6. Het beroep van eiser is niet-ontvankelijk.
7. Van een vergoeding van de proceskosten is geen sprake.

Beslissing

De rechtbank verklaart het beroep niet-ontvankelijk.
Deze uitspraak is gedaan door mr. R.C. Stijnen, rechter, in aanwezigheid van mr. N.R. Hoogenberk, griffier
.De beslissing is in het openbaar uitgesproken op 25 mei 2022.
de griffier de rechter
Afschrift verzonden of digitaal ter beschikking gesteld aan partijen op:

Bent u het niet eens met deze uitspraak?

Als u het niet eens bent met deze uitspraak kunt u een brief sturen naar de rechtbank waarin u uitlegt waarom u het er niet mee eens bent.
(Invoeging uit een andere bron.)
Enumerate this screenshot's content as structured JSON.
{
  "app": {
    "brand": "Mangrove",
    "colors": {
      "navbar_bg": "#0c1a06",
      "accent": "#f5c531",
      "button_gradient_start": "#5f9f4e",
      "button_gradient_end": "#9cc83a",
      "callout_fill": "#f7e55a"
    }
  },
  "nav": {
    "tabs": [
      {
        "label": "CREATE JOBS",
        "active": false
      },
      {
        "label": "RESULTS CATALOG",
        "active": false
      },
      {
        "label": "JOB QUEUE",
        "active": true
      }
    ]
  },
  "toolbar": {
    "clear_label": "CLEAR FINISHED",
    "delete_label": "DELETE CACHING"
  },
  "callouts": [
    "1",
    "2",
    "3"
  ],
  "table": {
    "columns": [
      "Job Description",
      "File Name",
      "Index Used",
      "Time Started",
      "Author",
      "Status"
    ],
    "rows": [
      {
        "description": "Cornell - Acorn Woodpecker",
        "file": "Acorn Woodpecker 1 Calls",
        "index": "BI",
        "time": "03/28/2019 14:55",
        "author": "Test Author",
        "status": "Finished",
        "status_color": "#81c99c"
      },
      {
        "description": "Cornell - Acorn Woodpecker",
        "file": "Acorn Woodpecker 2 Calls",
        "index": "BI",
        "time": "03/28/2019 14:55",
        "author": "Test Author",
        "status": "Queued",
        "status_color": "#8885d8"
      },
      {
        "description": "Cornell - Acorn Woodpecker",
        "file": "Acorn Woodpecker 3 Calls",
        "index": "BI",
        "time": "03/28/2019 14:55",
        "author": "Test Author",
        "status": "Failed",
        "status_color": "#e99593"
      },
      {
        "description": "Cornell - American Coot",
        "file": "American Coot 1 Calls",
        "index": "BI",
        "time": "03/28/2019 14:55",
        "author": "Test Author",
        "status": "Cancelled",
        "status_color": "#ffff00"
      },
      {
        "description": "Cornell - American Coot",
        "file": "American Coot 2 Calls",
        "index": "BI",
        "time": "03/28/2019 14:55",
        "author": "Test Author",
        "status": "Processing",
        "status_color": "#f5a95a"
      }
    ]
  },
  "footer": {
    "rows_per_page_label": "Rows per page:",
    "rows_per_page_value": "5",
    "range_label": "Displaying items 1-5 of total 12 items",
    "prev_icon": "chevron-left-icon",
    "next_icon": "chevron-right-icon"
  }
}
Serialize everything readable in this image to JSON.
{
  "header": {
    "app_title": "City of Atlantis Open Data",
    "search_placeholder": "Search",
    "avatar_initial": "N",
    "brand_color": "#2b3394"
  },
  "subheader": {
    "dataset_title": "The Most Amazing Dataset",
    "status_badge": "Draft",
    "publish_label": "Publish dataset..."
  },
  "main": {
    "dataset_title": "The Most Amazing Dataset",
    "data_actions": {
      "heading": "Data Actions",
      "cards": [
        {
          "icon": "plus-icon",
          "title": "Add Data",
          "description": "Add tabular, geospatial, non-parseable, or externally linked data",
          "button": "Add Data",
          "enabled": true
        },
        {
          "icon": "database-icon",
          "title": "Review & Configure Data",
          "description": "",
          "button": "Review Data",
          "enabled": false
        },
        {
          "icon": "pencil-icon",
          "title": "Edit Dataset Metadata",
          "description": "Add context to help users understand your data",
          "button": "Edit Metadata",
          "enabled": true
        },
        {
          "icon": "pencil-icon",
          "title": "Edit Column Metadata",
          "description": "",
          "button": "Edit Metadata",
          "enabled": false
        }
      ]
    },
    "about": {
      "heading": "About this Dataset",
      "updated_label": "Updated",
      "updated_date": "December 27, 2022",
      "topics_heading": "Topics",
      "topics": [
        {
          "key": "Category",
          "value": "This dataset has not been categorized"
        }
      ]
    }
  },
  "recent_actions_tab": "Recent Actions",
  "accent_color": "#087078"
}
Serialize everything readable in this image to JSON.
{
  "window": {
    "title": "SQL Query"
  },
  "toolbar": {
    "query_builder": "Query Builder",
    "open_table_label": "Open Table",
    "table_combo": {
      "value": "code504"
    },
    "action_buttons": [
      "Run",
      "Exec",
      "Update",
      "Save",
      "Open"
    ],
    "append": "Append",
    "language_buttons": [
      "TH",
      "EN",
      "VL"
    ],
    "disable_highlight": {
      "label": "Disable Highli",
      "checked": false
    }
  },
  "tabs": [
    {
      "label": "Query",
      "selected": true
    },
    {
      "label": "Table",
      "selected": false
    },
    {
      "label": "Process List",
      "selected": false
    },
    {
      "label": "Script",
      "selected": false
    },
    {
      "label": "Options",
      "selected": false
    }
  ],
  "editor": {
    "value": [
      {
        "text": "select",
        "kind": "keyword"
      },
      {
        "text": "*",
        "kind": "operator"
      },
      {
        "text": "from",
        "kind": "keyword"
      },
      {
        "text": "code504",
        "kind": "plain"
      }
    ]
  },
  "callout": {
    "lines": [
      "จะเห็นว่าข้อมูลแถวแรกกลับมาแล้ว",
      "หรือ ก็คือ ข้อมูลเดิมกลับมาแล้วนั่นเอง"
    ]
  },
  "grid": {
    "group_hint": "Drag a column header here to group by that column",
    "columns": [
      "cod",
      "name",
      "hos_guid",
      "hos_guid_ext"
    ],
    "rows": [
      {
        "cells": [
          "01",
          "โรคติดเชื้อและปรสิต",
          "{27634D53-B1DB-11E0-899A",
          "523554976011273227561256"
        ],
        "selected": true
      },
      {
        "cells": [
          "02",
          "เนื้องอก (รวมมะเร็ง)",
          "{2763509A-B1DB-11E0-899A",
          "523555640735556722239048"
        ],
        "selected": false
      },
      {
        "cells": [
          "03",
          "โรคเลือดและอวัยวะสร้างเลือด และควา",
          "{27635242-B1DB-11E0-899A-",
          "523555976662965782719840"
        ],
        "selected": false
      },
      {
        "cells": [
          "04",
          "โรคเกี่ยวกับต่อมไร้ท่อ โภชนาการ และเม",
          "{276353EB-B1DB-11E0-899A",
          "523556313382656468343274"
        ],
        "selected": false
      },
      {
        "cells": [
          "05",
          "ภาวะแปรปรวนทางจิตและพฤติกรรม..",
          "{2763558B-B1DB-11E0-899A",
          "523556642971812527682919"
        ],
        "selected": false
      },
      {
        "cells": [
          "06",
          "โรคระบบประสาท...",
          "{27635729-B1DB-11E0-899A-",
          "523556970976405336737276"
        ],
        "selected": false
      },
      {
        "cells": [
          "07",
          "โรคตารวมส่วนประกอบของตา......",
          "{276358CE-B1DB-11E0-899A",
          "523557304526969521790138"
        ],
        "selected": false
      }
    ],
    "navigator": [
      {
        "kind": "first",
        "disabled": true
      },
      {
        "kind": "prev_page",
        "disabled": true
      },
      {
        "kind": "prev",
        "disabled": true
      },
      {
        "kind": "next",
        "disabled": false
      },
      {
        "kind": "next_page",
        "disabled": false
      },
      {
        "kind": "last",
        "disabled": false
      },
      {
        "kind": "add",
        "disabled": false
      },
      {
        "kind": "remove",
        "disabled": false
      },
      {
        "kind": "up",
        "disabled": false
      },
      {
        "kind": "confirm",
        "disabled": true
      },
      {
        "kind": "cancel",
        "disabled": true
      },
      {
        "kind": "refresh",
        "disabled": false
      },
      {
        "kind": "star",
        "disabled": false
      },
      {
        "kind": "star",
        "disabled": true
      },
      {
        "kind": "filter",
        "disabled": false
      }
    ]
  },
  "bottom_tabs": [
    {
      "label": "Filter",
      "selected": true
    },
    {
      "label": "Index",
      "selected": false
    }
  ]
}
Dit heet een verzetschrift. U moet dit verzetschrift indienen binnen 6 weken na de dag waarop deze uitspraak is verzonden. U ziet deze datum op de stempel die hierboven staat. Als u graag een zitting wilt waarbij u persoonlijk uw mening aan de rechter kunt geven, kunt u dit in uw verzetschrift aangeven.